Timing

I had a bad night, last night. Couldn’t sleep, finally wide awake at four am talking to ghosts and sitting at my desk. Part of it is standard anxiety, part of it is staring a cold-hard truth in the face, and that usually happens with the utmost clarity at four am.

Then on the drive to work I listened to the news. Yeah, I have no idea what I was thinking. And here I had Jason Isbell in the cd player, but no, I went to NPR. Kiev, Moscow, invasion, twenty-mile Russian convoy (now thirty, now forty, now fifty), nuclear arsenal on high alert, one million Ukrainian refugees fleeing for elsewhere from their homeland which has stood for more than a thousand years, long before Moscow.

So I checked my email and a dear friend whom I’ve known since 1994 had written. He lives in St. Petersburg and said they’re probably losing all social media, he can’t travel anywhere, food is hard to find, and everything he owns, including his finances, are worth less than half than they did one week ago. He worries about his son.

I thought of the people I’ve met across the entire stretch of Russia from the Baltic to the Sea of Japan, and how none of them–seriously, none of them that I’ve ever known and by all of the accounts I hear from journalists and other writers in-country, support Putin. They are indeed opposed to the invasion. These are people who, unlike Putin, grew up in a non-Soviet state, where western goods and services and freedom to travel were standard. They understand the invasion of Ukraine is supported by and carried out by a small group of bitter men from Soviet Days who have no respect for human life.

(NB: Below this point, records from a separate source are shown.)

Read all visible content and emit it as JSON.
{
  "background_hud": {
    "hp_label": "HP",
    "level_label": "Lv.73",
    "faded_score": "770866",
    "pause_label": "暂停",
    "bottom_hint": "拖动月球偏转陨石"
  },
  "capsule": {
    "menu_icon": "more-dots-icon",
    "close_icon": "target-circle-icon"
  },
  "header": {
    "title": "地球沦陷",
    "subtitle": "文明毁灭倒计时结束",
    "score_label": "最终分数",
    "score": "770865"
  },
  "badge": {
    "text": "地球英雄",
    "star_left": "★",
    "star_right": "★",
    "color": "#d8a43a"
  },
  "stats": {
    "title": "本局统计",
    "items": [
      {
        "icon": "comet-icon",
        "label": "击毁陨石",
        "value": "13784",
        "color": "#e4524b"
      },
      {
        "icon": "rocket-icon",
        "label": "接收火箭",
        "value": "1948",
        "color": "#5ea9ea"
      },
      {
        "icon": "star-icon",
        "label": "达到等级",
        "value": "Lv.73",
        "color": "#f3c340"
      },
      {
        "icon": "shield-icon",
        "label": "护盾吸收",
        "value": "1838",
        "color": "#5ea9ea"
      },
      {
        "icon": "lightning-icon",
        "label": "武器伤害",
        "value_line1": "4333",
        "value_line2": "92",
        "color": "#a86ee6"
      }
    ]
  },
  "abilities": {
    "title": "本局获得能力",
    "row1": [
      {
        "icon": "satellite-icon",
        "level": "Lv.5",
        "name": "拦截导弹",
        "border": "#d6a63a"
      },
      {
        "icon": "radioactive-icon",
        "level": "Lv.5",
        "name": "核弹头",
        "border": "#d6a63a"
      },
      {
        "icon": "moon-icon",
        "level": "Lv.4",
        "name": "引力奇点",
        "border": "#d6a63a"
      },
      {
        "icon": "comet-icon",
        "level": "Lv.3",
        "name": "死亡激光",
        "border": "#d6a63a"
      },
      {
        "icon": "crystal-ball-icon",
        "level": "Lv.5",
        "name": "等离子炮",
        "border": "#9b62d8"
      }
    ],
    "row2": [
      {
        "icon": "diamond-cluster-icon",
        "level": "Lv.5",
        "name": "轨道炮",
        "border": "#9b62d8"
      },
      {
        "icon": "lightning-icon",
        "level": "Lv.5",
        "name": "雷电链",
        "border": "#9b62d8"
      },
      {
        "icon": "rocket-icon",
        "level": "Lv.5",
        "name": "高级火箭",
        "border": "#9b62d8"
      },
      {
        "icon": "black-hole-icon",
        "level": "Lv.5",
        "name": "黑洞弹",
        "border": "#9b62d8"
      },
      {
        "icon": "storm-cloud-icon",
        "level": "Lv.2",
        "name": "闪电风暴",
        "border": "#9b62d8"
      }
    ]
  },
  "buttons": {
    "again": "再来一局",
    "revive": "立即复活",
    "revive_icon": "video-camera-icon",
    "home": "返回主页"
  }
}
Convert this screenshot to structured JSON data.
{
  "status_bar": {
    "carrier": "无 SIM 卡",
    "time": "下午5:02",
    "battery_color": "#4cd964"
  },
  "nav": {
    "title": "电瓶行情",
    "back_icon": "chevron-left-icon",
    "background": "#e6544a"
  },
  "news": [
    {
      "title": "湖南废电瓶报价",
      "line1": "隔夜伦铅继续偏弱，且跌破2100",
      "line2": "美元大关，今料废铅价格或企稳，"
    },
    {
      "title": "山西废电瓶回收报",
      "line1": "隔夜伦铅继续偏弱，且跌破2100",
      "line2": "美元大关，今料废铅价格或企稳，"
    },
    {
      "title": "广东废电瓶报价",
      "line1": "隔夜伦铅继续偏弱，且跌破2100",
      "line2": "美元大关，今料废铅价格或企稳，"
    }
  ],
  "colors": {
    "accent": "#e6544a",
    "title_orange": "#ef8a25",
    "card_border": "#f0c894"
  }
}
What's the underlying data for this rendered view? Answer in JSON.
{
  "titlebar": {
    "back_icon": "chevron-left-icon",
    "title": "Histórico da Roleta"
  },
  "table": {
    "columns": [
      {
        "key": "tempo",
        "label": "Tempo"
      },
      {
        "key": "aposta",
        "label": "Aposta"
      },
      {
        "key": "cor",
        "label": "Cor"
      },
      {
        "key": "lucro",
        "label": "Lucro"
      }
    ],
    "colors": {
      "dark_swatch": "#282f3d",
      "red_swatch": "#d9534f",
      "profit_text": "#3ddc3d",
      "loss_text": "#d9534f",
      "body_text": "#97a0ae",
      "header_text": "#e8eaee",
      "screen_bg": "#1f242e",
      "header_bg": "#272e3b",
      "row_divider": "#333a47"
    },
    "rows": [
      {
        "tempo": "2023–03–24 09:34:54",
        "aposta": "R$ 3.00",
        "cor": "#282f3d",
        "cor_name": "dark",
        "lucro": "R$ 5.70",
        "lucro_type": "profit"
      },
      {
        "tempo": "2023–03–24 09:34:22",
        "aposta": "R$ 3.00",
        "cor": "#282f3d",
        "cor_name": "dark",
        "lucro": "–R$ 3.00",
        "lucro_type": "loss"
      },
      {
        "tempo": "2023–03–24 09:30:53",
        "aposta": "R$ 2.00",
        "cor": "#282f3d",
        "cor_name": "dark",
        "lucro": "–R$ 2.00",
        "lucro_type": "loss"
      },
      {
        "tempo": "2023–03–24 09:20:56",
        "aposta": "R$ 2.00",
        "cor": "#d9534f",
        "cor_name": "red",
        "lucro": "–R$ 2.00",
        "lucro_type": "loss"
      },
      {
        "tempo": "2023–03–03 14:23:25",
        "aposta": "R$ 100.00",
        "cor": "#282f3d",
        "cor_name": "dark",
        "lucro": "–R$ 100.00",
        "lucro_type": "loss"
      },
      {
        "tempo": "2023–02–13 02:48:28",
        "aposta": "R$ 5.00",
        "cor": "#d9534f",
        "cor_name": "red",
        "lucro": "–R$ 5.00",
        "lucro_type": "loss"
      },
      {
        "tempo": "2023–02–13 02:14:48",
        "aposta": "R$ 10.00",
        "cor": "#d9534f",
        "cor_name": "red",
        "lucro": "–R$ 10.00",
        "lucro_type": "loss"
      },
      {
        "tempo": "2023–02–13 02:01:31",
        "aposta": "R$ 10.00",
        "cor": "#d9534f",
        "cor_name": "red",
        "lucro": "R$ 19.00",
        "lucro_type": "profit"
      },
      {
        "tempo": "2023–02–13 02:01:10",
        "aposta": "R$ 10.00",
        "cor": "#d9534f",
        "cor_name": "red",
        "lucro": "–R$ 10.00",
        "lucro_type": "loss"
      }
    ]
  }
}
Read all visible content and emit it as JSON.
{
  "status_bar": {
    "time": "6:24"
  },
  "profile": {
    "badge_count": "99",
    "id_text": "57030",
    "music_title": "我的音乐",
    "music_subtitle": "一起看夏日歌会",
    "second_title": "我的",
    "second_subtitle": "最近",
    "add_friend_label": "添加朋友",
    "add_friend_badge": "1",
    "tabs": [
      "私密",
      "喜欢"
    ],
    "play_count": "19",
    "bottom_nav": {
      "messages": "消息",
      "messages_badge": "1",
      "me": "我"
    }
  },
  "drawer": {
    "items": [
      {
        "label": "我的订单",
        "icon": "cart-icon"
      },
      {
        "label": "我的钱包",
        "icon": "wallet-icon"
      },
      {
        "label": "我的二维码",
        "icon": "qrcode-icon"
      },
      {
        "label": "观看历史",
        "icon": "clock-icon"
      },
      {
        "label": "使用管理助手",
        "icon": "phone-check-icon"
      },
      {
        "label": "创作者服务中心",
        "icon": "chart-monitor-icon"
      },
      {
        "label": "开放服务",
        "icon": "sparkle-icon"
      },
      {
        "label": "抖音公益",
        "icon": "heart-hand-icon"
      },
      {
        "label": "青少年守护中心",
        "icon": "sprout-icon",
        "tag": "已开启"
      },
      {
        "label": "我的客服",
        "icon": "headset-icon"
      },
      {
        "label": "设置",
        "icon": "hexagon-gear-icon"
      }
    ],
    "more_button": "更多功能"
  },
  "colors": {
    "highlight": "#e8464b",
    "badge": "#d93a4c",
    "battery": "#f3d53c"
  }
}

So I wondered what it would take for Putin to go over the deep end, even further than he is, and order the release of nuclear weapons, and I realized he would have to have his back against the wall and feel like there is no other way, and I thought about how the entire world, supported by every single United Nations member country who voted today save five despicable ones, are for pushing this psychopath against the wall, and while that’s a good thing, my anxiety spiked.

So I escaped that mental bloodbath by returning to my original issue from 4am and pulled out a pad and started to make lists of how to handle that, and I briefly thought “sure, go ahead, push Putin to the wall: two problems solved,” but of course I just needed caffeine. Then I spoke to a dear friend, and though I spoke more than I listened, nothing cleanses the soul like talking to someone who knows you now and knew you then.

Then I got home and it started all over; no problems solved, but definitely better perspective having gotten through a beautiful day, and I went to the river, my river, here, and

well

every star in the sky must be visible tonight. No city lights, no moonlight, just starlight, and it’s brilliant. Orion and his troops are on full blast in the south, and just to their left Sirius is seriously awake this evening. I stood a long time, saw a few shooting stars, made a few wishes (come on, you have to), and walked along a bit, the waves gentle, a few boats out past the channel. And I remembered how sometimes nature grounds us, not because it makes us feel small, though that too, but because it has such integrity, such steadfast confidence. Five hundred years ago what people in this wilderness witnessed is not much different than I saw tonight, despite the wars and poverty and the combined human sense of fear at falling away from itself since then. Nature simply is. What a lesson; Buddhist in its manner, eternal in its truth: Nature simply is. As we should be.

So I came up to my desk and in my search for one document found another. I read it, sat back and wondered which ghost put it there for me to find tonight of all nights. Might have been Bobbie–she liked poetry, or perhaps Lianne–she taught poetry. Wasn’t Dave; Dave would have left me some Bowie lyrics again.

Doesn’t matter. I’ll ask later when the anxiety kicks in.

In the meantime, it is a good one to remember–that we are, as the Bard once touted through Gertrude, simply passing through nature on our way back to eternity.

Still, the news makes me miss my friends tonight.

Seriously. Read this:

There Will Come Soft Rains

by Sara Teasdale

There will come soft rains and the smell of the ground,
And swallows calling with their shimmering sound;

And frogs in the pools singing at night,
And wild-plum trees in tremulous white;

Robins will wear their feathery fire
Whistling their whims on a low fence-wire;

And not one will know of the war, not one
Will care at last when it is done.

Not one would mind, neither bird nor tree,
if mankind perished utterly;

And Spring herself, when she woke at dawn,
Would scarcely know that we were gone.

One thought on “Timing

  1. My favorite line is

    And wild-plum trees in tremulous white

    maybe because my favorite fragrance in the world is a wild plum in bloom on a cool spring day. The line describes perfectly the visual perfection of the wild plums white coat. But I don’t think anyone will ever be able to describe in words the intoxicating fragrance of the wild plum flowers.

    As much as I love and admire the Santa Rosa plum in my front yard, a Luther Burbank variety, I have to admit that her flowers can’t come close to the wild plum flowers. The fruit of the Santa Rosa rivals the wild plum, but still the wild plum fragrance is heavy and other worldly. No other fruit tree comes close. I believe it is the will plum that makes the spring air smell like spring.

    And yes, neither tree would notice if I was gone. They would continue quite well without me.